In just three trading sessions, we saw one of the most significant drawdowns in the energy space in recent memory, with the iShares S&P/TSX Capped Energy Index dropping 10.6%. Markets went into ‘fear, uncertainty, and doubt’ (FUD) mode off the back of Silicon Valley Bank (SVB) and Signature Bank insolvencies leading to potential broad contagion risks and an increased probability of a hard-landing scenario.
The energy sector was hit hard. This isn’t completely unexpected because historically in every recession, oil drops from its highs with demand falling. Markets often trade off history.
- The real economy is still chugging along, and most people continue to work business as usual.
- While energy demand will fall in any recession, it’s important to consider the potential recovery and how quickly that demand will return.
- The energy recovery path has a much more similar setup to the speedier 2000 Tech Bubble rather than the drawn-out recovery of the 2008 Global Financial Crisis.
So, where does energy go from here?
During down days like these in energy, it’s always a good reminder that the real economy is different than the financial economy, but they are connected. In the short term, given the violent drop in the space, the market is over-emphasizing the financial piece of the story and overlooking the fundamentals in the real economy regarding energy supply and demand. The truth is probably somewhere in the middle.
Google keyword search trend for “contagion” in the US
The financial economy is likely tightening…for now. This is not necessarily because a couple of regional banks, an order of magnitude smaller than the top banks, went under. Still, in the short term, the more capitalized banks will likely be more careful until the storm blows over. That said, we are seeing significant deposit inflows to the top dogs (the top five banks own half of banking sector assets).
The long-term ramifications of the Fed backstopping deposits are still unclear. Can the banks stop managing interest rate liabilities in the long run with more sought-after long-term treasuries, causing interest rate risk to become a thing of the past? If that’s the case, it would be highly stimulative in the long run, and in light of Powell’s rate hikes, it feels like they’re simultaneously stepping on the gas and brakes.
Energy demand impact today
The real economy is still chugging along. Inflation remains high, but the unemployment rate remains low, and wage gains are keeping up with inflation. That is not to say there is no headwind to the economy with the wave of job cuts in the tech sector that happened long before SVB/Signature went bust. With many startups and VCs relying on these lenders for growth/payrolls, we will likely see more entrenchment in the space. Still, it will be a continuation of the same theme rather than a new systematic risk posed to the broader economy.
In terms of the boots-on-the-ground energy demand impact today, the reality is that most people will continue to work business as usual.
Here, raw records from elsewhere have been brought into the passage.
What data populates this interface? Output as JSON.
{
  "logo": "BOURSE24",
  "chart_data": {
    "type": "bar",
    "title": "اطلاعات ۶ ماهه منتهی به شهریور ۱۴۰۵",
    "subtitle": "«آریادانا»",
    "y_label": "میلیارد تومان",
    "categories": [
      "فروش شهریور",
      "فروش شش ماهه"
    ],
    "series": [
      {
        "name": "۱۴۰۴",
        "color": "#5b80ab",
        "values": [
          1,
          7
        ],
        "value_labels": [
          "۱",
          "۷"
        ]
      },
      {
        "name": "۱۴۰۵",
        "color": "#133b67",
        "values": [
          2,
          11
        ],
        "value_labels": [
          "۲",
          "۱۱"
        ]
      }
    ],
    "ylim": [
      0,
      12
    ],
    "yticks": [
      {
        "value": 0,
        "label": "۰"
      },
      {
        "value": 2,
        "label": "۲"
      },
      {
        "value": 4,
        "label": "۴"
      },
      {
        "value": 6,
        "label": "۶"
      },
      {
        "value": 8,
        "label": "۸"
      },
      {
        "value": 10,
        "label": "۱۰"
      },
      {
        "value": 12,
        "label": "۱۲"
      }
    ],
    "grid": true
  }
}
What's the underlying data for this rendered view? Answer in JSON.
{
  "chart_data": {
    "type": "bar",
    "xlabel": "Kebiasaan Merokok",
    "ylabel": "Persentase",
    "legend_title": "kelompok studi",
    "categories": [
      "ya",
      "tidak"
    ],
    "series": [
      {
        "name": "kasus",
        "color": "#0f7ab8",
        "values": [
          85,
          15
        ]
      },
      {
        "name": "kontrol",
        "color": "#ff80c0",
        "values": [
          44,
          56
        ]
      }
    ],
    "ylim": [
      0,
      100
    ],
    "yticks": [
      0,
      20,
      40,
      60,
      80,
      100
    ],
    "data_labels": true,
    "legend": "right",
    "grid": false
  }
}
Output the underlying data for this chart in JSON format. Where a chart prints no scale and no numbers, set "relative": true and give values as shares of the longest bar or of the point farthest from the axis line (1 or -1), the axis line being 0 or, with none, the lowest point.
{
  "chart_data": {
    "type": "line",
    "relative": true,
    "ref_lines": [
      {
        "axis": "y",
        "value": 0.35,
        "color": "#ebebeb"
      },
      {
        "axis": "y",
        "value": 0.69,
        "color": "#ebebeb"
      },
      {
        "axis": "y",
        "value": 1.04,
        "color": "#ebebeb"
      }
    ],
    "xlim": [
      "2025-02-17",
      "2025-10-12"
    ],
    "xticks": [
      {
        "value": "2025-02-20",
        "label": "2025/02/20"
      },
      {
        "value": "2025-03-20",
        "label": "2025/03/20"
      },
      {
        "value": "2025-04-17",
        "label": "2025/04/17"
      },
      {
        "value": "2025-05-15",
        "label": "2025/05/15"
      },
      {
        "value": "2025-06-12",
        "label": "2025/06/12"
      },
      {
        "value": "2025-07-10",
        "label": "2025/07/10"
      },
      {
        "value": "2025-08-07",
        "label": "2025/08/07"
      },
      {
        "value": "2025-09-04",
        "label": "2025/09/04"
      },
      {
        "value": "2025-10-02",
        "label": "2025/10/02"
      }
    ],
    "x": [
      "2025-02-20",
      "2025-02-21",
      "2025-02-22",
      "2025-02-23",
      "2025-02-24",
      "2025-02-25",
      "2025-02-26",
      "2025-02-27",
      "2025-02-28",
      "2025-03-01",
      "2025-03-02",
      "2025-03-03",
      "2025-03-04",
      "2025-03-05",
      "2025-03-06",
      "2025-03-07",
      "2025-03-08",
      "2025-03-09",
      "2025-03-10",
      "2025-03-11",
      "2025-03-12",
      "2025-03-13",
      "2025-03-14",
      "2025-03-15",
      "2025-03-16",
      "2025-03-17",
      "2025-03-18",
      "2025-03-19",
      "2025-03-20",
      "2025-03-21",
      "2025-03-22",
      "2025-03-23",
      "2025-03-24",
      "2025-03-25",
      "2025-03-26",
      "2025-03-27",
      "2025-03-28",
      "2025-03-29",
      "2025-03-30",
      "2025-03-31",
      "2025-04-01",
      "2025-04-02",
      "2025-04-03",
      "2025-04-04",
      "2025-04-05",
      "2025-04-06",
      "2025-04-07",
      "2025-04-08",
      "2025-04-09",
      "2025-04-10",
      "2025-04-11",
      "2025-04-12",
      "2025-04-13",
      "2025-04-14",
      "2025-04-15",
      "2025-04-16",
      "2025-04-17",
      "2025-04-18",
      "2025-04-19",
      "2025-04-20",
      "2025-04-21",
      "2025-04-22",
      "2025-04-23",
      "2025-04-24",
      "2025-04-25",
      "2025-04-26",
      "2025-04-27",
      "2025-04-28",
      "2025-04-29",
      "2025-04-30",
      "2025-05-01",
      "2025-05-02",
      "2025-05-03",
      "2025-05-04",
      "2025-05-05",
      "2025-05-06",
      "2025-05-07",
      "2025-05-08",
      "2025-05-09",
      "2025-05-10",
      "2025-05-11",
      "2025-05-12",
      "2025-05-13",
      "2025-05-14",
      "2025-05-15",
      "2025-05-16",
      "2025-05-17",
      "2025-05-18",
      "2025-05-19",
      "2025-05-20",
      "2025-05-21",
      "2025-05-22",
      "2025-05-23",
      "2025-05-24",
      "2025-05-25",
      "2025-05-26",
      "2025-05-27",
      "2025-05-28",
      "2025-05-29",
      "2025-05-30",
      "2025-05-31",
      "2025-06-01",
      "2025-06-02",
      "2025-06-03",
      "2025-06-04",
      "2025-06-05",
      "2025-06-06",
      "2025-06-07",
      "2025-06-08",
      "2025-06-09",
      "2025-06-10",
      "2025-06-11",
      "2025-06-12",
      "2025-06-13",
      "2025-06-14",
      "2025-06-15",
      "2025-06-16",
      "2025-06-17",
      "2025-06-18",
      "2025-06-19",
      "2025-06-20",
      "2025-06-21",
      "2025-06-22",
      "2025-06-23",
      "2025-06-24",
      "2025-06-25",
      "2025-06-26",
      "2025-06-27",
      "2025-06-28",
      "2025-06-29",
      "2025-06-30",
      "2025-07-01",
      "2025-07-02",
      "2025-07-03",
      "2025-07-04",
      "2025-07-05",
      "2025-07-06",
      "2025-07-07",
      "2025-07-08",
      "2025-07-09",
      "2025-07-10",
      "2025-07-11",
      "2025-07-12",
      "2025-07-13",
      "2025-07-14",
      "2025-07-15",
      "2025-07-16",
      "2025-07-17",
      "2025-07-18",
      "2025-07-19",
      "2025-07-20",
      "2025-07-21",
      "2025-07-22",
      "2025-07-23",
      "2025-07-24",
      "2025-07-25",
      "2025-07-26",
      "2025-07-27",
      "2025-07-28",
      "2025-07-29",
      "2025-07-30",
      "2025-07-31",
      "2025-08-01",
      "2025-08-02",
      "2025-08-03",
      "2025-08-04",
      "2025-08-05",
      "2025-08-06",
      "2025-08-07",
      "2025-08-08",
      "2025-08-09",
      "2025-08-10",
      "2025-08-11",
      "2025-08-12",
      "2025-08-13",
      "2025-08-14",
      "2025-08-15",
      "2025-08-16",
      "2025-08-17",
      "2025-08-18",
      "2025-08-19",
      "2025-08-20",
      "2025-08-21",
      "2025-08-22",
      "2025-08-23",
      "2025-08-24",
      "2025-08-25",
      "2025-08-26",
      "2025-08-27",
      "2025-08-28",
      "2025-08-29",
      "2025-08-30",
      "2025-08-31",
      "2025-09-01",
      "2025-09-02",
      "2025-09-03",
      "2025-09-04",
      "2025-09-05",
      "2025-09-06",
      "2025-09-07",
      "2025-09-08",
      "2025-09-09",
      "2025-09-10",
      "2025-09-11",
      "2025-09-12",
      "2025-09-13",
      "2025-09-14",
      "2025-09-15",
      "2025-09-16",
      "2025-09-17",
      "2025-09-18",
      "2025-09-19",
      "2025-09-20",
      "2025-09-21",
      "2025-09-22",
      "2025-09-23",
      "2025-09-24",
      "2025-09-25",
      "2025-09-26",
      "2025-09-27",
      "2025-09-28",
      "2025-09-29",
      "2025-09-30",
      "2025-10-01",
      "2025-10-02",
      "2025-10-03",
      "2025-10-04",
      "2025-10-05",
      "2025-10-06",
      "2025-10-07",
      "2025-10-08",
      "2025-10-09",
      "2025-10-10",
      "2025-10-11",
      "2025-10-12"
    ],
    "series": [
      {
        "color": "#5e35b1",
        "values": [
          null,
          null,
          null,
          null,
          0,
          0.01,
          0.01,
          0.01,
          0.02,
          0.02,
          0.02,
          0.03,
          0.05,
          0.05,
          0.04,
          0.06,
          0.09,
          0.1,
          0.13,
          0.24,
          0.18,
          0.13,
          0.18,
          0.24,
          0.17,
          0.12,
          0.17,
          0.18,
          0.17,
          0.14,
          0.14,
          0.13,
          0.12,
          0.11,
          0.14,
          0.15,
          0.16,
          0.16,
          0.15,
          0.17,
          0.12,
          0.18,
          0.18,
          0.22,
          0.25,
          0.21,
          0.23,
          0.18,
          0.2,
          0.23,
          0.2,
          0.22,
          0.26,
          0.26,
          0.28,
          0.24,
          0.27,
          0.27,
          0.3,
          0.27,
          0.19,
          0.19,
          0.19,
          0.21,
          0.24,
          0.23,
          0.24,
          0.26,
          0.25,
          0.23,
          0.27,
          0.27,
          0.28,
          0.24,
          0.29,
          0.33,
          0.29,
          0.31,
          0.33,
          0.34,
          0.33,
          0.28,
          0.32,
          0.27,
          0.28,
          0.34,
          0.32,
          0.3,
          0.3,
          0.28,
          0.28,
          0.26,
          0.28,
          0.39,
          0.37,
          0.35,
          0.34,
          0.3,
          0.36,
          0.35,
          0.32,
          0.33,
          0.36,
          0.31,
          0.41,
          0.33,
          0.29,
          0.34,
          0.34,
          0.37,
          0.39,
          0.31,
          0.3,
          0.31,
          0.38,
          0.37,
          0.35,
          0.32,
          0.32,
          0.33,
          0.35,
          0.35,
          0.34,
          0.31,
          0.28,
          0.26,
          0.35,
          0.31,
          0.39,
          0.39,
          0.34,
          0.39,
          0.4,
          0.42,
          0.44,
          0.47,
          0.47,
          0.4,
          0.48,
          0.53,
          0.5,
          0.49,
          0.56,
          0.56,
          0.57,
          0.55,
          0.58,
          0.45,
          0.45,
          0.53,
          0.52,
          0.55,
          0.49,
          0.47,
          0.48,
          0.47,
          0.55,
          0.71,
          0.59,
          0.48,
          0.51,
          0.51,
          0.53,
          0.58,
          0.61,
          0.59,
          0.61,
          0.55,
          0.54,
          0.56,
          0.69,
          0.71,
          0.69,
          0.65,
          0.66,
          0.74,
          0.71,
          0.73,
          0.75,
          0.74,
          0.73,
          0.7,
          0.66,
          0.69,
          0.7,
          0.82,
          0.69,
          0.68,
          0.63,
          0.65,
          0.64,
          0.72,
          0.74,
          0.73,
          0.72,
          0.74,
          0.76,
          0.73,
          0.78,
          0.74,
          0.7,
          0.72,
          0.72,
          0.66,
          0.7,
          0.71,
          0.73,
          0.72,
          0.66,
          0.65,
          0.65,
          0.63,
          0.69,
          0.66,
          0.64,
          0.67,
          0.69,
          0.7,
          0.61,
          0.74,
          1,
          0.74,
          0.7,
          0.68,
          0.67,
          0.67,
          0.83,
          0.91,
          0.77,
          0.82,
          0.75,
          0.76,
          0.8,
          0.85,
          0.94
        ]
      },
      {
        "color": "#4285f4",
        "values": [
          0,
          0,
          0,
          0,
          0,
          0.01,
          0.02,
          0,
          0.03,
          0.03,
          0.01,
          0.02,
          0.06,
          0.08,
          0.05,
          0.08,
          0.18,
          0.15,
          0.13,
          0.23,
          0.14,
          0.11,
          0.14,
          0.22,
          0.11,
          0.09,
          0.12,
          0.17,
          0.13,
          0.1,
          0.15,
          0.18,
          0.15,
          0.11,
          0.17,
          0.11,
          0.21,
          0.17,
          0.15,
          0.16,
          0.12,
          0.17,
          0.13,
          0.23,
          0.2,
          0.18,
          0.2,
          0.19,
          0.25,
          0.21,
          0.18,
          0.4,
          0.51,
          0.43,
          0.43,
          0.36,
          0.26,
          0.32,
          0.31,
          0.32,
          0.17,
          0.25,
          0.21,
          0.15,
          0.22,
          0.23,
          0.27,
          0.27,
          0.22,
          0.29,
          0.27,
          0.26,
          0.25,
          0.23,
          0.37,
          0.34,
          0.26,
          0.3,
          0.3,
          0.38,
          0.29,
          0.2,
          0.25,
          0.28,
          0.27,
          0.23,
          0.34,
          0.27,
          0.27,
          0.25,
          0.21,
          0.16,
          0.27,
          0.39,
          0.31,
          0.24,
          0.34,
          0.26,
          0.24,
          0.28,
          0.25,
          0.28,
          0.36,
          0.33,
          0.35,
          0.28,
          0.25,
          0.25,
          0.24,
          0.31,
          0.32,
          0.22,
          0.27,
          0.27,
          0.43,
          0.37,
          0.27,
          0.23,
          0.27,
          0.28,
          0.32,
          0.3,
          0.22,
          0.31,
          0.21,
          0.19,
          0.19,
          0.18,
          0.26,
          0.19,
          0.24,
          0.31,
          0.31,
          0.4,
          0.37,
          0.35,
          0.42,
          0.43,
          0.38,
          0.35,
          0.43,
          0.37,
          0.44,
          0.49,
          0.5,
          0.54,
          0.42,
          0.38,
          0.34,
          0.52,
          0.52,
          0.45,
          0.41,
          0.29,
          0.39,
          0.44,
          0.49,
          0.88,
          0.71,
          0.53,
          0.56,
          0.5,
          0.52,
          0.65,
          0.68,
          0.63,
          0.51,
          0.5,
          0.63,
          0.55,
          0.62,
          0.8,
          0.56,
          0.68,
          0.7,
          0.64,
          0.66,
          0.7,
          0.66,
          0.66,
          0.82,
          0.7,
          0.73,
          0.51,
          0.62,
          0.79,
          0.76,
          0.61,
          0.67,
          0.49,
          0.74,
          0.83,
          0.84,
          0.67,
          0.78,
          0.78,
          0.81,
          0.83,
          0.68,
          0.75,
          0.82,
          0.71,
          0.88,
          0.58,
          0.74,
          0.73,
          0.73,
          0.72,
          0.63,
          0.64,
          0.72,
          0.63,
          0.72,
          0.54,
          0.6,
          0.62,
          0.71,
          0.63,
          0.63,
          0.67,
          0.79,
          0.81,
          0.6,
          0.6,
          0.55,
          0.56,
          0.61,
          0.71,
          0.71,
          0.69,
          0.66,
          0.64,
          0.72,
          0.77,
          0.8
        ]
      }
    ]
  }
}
Spending patterns for most Americans probably haven’t changed because a California bank servicing wealthy people with high net worth went bust. The regional banks at the center of the contagion risk discussions have the majority of depositors under the FDIC-insured limit of $250k. So, prior to the fed deposit backstop, a run on the bank was already fairly low.
Future energy demand impact – possible scenarios
To get an indication of what could happen in light of the Fed’s response, we took a look at a couple of past recessions and how oil performed as a barometer and saw three scenarios:
1. 1990 Gulf War
The Fed held rates before the embargo and cut throughout the crisis. Peak-to-trough, over a 50% decline in price with no noticeable rebound for the year after. Some people think the price drop was due to the Strategic Petroleum Reserve release, but this is incorrect, as the release started in February 1991. Demand did come off globally as energy prices were simply too high to be absorbed by consumers.
2. 2000 Tech Bubble
The Fed raised rates before the peak and aggressively cut into the crisis. We also saw a drop in oil prices to a tune of 40% as demand did come off. What’s interesting here is that demand quickly returned, with oil returning to more normalized prices shortly after.
3. 2008 Global Financial Crisis
The mother of all recessions, as some would say, the Fed was holding prior before cutting through the crisis. Peak-to-trough, oil declined over 70%, with price at a fraction of the peak 1+ year later. What was interesting about this crisis was that Hurricane Ike hit the Gulf in September of 2008 and knocked out 1.2 million barrels a day of supply for a month. It took another two months to recover, so this was a setup where we also lost supply, AND we still saw the massive drop in pricing.
The Bottom Line
There is no doubt that energy demand will fall in any recession. Period. The question is which ending we will get coming out of the recession. Given the market drawdowns in light of recent events, the market is trading energy like we’re going into scenario 3, the global financial crisis.
However, as we see a booming tech startup sector and VCs have liquidity issues, along with Fed rate hikes going into a recession, scenario 2, the tech bubble, has a much more similar setup, with implied Fed futures pricing in lower rates through 2023/2024. Brent pricing today is already 40% off its highs from the peak in 2022.
If the contagion stays within a small segment of the tech sector, and the broader economy continues to chug along, then the energy sector has some compelling upside, given recent weakness. This could be a buying opportunity.